Capítulo 43 La elegancia de lo cotidiano
El amanecer trajo consigo un aire de entusiasmo mientras Alicia Bourth, su hija Alesandra y Amatista se preparaban para una jornada de compras en el centro comercial. Amatista, aún un poco nerviosa, ajustó su campera mientras esperaba junto a las dos mujeres, quienes irradiaban una mezcla perfecta de sofisticación y calidez.
—Será una experiencia que vas a disfrutar, querida. No solo se trata de comprar; también se trata de explorar lo que te hace sentir más segura, más tú misma —comentó Alicia con esa serenidad que siempre imponía respeto y confianza.
—Y también se trata de divertirse. Mamá y yo solemos volver con demasiadas bolsas y demasiadas historias —añadió Alesandra, guiñándole un ojo a Amatista.
La atmósfera del centro comercial era vibrante: luces brillantes, escaparates que exhibían elegantes vestidos y maniquíes impecablemente adornados. El aroma de café y perfume caro flotaba en el aire mientras las tres mujeres comenzaban su recorrido.
La primera tienda que visitaron era una boutique exclusiva que Alicia solía frecuentar. Sus amplios espejos dorados y sillones aterciopelados hacían que cada clienta se sintiera como realeza. Los vestidos colgaban delicadamente, cada uno más impresionante que el anterior.
—Amatista, este vestido tiene tu nombre escrito —dijo Alicia, sosteniendo un diseño azul profundo con un escote sutil y un corte que acentuaba la figura de forma elegante.
Amatista lo tomó con cuidado, sintiendo la suavidad de la tela entre sus dedos.
—Es precioso…
—No más precioso que este rojo. Claro, mamá va a decir que es demasiado atrevido, pero ¿qué sabe ella? —bromeó Alesandra, sosteniendo un vestido corto con detalles de encaje en el escote.
—Sé lo suficiente para saber que ese vestido no es para ti, niña. Quizás Amatista pueda darle un mejor uso —respondió Alicia, lo que desató risas entre las tres.
La diversión creció cuando comenzaron a probarse los vestidos. Alicia, siempre compuesta, no podía evitar reírse al ver a Alesandra modelar de forma exagerada frente al espejo.
—Mírame, mamá. ¿No parezco una estrella de cine? —dijo Alesandra, girando dramáticamente mientras el vestido rojo giraba con ella.
—Parece más bien que estás a punto de estrenar un cabaret —bromeó Alicia, causando que Amatista riera hasta las lágrimas.
En uno de sus turnos, Amatista salió del probador con un vestido excesivamente adornado de lentejuelas.
—Creo que me veo como una lámpara de mesa… —dijo, girando para mostrar el efecto brillante del vestido.
Las risas resonaron por toda la tienda, atrayendo la atención de otros compradores, quienes no podían evitar sonreír al verlas disfrutar tanto.
Después de elegir un par de vestidos, Amatista se excusó y se dirigió a una tienda de lencería cercana que había visto al pasar. La boutique era un mundo aparte: estanterías decoradas con encajes y terciopelo, donde los tonos pastel convivían con los colores intensos y atrevidos.
Sus ojos recorrieron las opciones hasta detenerse en un conjunto negro con detalles dorados que le pareció perfecto. La delicadeza de la tela y los intrincados bordados lo hacían especial, y no pudo evitar imaginar la expresión de Enzo al verlo.
—Definitivamente, esto es lo que buscaba —murmuró para sí misma mientras lo llevaba al mostrador.

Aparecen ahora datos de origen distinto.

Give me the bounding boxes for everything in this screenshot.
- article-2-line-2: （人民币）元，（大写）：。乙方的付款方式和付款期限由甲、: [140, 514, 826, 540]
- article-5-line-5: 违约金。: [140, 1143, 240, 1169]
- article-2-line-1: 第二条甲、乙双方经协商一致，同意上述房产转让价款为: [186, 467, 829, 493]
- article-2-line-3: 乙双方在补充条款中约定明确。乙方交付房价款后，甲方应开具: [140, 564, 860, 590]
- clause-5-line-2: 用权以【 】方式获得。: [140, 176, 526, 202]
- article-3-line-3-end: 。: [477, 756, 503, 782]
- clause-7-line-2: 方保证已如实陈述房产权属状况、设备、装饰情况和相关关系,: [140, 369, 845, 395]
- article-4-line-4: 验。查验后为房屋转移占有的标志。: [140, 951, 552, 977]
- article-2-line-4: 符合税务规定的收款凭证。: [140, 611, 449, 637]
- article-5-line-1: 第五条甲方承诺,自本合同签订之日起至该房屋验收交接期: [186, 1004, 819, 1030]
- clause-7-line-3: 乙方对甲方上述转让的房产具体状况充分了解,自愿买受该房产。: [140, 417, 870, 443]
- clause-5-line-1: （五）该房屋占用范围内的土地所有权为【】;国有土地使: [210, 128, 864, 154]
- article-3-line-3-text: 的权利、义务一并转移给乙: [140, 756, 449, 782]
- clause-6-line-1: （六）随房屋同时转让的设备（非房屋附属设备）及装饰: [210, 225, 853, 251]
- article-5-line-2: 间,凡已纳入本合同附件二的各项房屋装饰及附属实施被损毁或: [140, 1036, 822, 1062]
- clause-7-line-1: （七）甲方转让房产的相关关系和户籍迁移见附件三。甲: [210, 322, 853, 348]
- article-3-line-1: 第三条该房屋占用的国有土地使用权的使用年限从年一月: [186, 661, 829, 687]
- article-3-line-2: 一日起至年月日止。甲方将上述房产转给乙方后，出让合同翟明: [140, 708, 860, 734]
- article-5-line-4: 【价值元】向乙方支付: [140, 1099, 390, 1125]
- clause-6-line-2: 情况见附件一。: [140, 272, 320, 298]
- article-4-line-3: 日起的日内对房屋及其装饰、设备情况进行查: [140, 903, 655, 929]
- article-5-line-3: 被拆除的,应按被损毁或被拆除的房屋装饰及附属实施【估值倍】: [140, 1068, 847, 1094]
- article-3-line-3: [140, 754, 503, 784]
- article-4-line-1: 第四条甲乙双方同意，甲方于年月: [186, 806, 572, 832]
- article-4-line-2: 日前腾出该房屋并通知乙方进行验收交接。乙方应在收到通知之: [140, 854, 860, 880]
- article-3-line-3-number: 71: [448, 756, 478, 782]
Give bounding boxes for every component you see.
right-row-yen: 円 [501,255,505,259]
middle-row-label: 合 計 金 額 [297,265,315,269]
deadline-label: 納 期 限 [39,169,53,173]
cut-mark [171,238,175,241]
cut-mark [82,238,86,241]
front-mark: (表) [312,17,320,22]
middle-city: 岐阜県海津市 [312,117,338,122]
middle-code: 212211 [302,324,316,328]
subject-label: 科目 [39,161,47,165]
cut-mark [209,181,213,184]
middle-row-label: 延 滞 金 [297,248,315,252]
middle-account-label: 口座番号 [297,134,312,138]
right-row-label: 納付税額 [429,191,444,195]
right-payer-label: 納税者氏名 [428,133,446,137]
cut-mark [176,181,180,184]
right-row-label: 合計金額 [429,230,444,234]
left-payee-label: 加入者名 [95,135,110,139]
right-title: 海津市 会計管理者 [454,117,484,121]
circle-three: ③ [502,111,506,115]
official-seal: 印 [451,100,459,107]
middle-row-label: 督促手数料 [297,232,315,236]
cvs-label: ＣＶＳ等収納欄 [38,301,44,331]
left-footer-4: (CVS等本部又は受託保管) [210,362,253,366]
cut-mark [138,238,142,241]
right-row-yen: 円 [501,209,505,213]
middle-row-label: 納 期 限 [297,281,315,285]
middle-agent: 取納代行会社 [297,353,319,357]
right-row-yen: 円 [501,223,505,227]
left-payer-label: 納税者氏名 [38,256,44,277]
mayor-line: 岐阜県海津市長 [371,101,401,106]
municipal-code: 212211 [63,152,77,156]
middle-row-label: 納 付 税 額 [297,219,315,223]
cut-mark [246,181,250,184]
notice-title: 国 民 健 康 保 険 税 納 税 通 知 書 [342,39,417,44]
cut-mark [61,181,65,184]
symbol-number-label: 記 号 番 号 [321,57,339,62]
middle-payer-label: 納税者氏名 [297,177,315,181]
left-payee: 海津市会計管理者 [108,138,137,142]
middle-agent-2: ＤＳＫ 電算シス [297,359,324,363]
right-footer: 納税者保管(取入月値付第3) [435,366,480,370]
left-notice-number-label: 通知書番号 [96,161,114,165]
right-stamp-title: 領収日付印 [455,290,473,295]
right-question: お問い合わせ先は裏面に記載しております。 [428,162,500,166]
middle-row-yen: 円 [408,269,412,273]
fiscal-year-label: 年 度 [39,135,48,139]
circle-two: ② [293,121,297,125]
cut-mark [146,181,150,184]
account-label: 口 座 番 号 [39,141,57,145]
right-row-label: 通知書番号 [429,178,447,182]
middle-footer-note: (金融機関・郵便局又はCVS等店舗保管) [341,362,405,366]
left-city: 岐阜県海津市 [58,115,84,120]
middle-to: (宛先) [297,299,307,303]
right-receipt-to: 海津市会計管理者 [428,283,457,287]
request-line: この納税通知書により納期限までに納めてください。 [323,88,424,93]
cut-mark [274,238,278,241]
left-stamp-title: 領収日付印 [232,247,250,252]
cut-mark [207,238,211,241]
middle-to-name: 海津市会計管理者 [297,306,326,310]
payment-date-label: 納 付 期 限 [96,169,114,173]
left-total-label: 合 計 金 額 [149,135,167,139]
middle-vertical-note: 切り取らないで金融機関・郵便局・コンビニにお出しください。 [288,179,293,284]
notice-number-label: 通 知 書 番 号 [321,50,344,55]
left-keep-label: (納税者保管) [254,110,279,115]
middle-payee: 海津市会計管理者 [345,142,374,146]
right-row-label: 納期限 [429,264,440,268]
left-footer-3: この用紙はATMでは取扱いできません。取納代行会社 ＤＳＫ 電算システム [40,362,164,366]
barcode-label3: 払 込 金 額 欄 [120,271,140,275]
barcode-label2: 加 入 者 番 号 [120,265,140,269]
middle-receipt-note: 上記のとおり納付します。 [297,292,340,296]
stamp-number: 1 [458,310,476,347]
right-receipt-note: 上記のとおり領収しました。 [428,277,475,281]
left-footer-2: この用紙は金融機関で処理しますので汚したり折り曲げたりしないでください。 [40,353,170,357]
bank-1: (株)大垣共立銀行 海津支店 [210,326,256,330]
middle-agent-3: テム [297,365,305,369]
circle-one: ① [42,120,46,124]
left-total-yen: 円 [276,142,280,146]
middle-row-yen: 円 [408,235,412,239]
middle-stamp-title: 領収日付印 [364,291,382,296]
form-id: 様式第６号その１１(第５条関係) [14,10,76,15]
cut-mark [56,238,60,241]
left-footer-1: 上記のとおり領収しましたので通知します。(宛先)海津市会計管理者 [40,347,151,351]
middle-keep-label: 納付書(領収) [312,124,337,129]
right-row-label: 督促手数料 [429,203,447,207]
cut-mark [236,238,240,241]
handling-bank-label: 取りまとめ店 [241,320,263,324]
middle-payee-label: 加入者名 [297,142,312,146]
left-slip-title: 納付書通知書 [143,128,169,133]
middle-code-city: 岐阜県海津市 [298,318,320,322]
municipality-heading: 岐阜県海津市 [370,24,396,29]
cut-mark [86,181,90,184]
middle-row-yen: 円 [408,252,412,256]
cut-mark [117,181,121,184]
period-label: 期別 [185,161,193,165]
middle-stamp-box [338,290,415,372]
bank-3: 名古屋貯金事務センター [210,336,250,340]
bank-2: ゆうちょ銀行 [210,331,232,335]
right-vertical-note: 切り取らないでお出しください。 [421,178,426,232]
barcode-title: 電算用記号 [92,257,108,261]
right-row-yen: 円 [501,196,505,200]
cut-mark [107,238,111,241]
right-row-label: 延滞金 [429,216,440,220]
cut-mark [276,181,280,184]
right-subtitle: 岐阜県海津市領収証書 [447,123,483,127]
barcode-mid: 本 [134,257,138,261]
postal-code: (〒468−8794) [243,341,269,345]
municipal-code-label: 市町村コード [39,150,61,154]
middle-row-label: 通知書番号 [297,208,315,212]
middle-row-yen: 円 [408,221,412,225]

Cuando volvió con Alicia y Alesandra, estas estaban en medio de una discusión amistosa sobre qué vestido era más adecuado para una gala formal.
—¿Qué encontraste, querida? —preguntó Alicia, notando la pequeña bolsa que llevaba Amatista.
—Nada importante, solo algo pequeño… —respondió Amatista, sintiendo cómo un leve rubor se extendía por sus mejillas.
Alesandra alzó una ceja con una sonrisa cómplice.
—Ahora estoy curiosa. Pero bueno, espero que Enzo lo apruebe.
La risa de Amatista se mezcló con la de las otras dos mujeres, y juntas continuaron su recorrido hasta detenerse en un café dentro del centro comercial.
El lugar era encantador, decorado con tonos cálidos y flores frescas en cada mesa. Las vitrinas exhibían pasteles y tartas que parecían obras de arte, y el aroma a café recién molido llenaba el aire.
—Prueba esta tarta de frambuesa, Amatista. Es mi favorita —dijo Alicia, pasando un plato con un trozo perfectamente servido.
—Yo prefiero este cheesecake. Mamá siempre dice que es demasiado dulce, pero ¿qué sabe ella? —comentó Alesandra, guiñándole un ojo mientras tomaba un bocado generoso.
La conversación fluyó con facilidad. Alicia compartía historias de su juventud, mientras Alesandra llenaba los silencios con anécdotas divertidas sobre eventos familiares. Amatista, por su parte, disfrutaba de la calidez del momento, agradeciendo en silencio la oportunidad de sentirse tan aceptada.
De regreso a la mansión Bourth, compartieron un almuerzo ligero en el comedor principal, iluminado por grandes ventanales que dejaban entrar la luz del mediodía. Amatista escuchaba con atención las bromas de Alesandra y las sabias observaciones de Alicia, sintiéndose completamente en casa.
Mientras tanto, Enzo estaba en su despacho, lejos de la mansión. La mañana había comenzado con una serie de reuniones intensas junto a Massimo, Mateo, Emilio y Paolo. Sobre la mesa, mapas y documentos legales se acumulaban mientras discutían los terrenos presentados por Samuel.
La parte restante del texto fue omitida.